The boy's hands shook as he touched the glass, trying to understand what he was seeing.
"I... I remember everything. I remember becoming Immortal. I remember the pain, the power, the isolation. But…" His voice faltered as the truth settled in. "But it feels like it was someone else's life."
He turned away from the mirror, pacing the room as his mind swirled in chaos. The memories were too real to dismiss, too vivid to ignore, yet they felt distant, like a dream he couldn't fully grasp.

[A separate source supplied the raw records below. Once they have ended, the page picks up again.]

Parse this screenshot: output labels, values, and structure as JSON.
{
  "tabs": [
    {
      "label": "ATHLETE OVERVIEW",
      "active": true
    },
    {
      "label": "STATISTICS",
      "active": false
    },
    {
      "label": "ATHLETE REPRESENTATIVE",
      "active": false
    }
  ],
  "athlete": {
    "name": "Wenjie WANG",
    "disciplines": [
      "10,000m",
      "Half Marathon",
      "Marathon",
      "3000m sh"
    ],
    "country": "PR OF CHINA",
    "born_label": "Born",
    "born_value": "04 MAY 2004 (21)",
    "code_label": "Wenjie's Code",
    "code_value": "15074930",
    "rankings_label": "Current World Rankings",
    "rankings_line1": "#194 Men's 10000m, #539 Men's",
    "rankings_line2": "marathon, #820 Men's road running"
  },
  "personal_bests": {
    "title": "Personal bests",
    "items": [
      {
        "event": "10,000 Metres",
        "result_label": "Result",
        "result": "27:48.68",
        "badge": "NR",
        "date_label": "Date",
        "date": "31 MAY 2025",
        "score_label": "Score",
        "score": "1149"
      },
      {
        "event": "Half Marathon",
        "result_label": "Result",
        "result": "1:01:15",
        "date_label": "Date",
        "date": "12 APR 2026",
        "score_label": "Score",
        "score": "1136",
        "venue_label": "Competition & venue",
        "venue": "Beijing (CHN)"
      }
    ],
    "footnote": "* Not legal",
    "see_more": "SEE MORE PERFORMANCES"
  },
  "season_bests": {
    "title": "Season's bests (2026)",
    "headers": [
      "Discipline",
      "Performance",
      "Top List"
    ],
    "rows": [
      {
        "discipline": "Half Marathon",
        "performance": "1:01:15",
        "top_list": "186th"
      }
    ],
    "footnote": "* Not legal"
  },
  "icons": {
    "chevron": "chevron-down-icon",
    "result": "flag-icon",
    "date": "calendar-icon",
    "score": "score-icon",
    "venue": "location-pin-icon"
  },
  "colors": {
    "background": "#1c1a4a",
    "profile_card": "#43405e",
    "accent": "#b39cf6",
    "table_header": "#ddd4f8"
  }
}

Why am I back here? he thought desperately. Was all of that really real? Or was this the dream?
The voice—the voice from Heaven—whispered in the recesses of his mind, a faint echo of an old memory. "Was it worth it?"
The question struck him like a thunderclap, sharp and piercing, reverberating through his very being. He stopped in his tracks, hands clenching at his sides.
He remembered now. The isolation. The sacrifices. The endless weight of immortality that had crushed him from the inside out. He had once walked the path of the Immortal, reaching the peak of human existence, only to find that the summit offered nothing but emptiness. He had transcended death, broken the laws of nature, and yet... it had not been worth it.
His mind raced as he confronted the voice's question again. "Was it worth it?"
No, he thought bitterly. No, it wasn't. Not at all.
But then, the anger inside him turned to something else—something far colder.
"If this is a second chance, then I'll make it worth something." His eyes darkened with determination. "I'll correct every mistake, every regret. I'll do it all over again."
A bitter laugh escaped him, raw and hollow. "Heaven," he muttered to the void, "you've given me this second chance, but don't think I'll play by your rules. You told me immortality wasn't meant for the faint of heart. Fine. But there's no such thing as going back in time. You can't rewrite the past. And yet, here I am, given a chance to reshape the future. You can't stop me now."
His words hung in the air like a challenge, but he knew—he knew—the weight of this opportunity. This time, he would not be the same. This time, he would change everything.
He walked toward the door, his mind set. He had returned for a reason, and this time, he would not waste it.
Outside, the village was waking up, the simple bustle of daily life unfolding before him. But his eyes, now full of purpose, saw the world differently. This time, he would not let it slip through his fingers. He had a second chance—and he would use it.
"I will not let the past dictate my future," he whispered, a fire igniting within him. "I will change everything."
And with that, he stepped into the morning light, his journey beginning anew.